To capture typewriter keys hitting the paper, Galler used Innovision Optics’ 6000 Series endoscopic lens system. “The Probe 6000 is an 18-inch long, half-inch thick aluminum metal tube with a small fixed lens opening,” says Galler. “It’s also a T45 with a little fiber optic light on the end. The art department built these perfect replicas of Kaczynski’s mail bombs and we could just stick these things inside it. We could move through the wires and parts of the bomb—there would have been no other way to do this without constructing a giant prop bomb. These bombs were small and all of them were originally made to be mailed.”
For lighting, Galler kept everything motivated as a general rule, doing his best to create a “slightly beautified reality.” He had control over fluorescents in the FBI offices and he did a lot of work with LEDs. “I really like to keep lights away from actors as much as possible, especially when you’re moving fast. We would turn everything on and start taking lights away. My key grip Chris Birdsong had these great things that he had taken from another project—we called them ‘schleppers,’ but they’re basically thick pieces of plastic with magnets on them—that let us quickly take out fluorescent overheads on one side of an actor to add shape.”
Galler would use big lights as far away as he could to create daylight in the offices because he wanted the environment to feel oppressive.
Kaczynski is taken into custody at his cabin in Montana.
They built two sets for the Unabomber’s cabin: one in the woods and the other in a studio on a former Army installation near Atlanta. For daylight scenes, he punched through the cabin windows with HMIs bouncing through interiors. For night shooting, he lit with handheld camping lanterns and LEDs the size and shape of a cigar.

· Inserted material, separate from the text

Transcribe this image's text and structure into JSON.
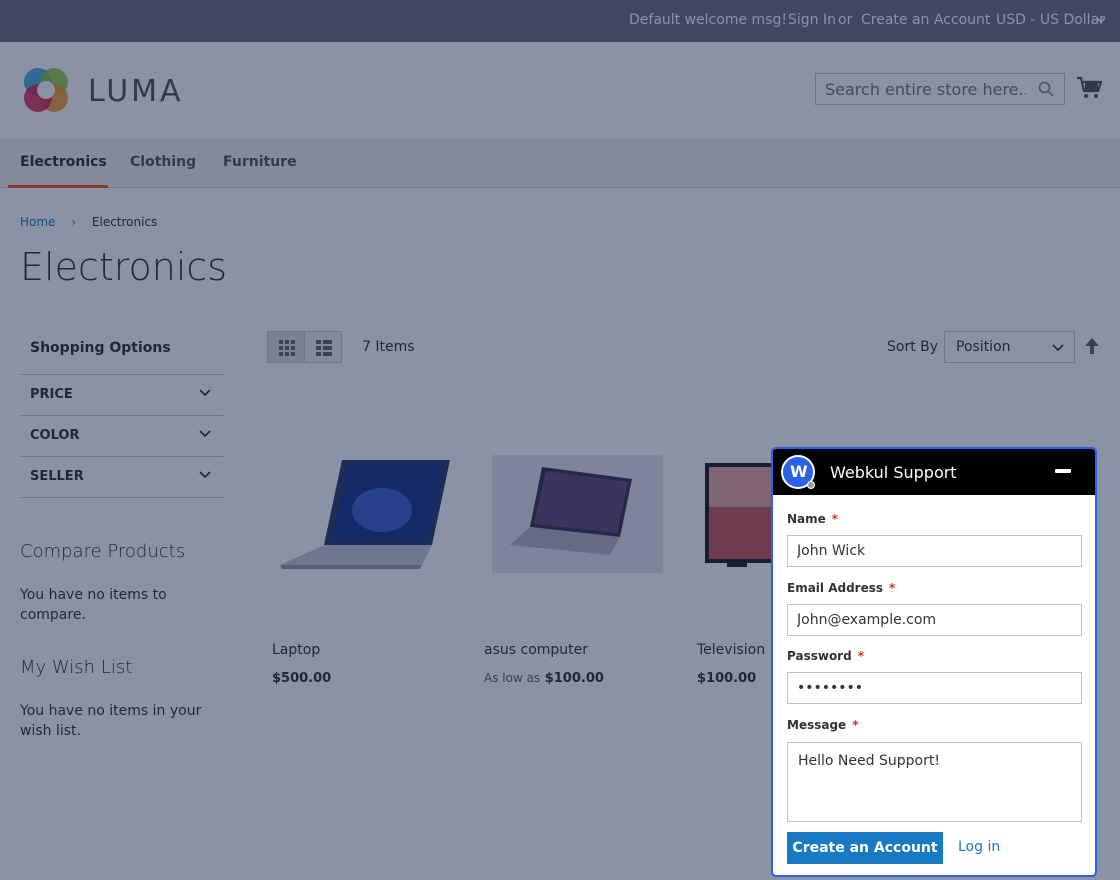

Galler often shot at 5000 ISO and dialed down to 2500 and was very impressed at how the VariCam 35 held shadow detail. Color grading was completed at Light Iron, a Panavision company, by colorist Ian Vertovec. “It was mainly touchup,” says Galler. “Ian elevated things a bit and the LUT he applied was a little more refined than Rec. 709. We started with a Kodak film emulation and took some of the yellows out. I did try to keep it contrasty and sharp. The VariCam has a special thing going on where it looks sharp but still has a pleasing look. I’m of the mindset where I try to embrace digital technology instead of trying to dumb it down with older glass. Aesthetically, I feel the VariCam does that better than other digital camera systems.”
Manhunt: UNABOMBER airs Tuesdays at 10 p.m. on Discovery.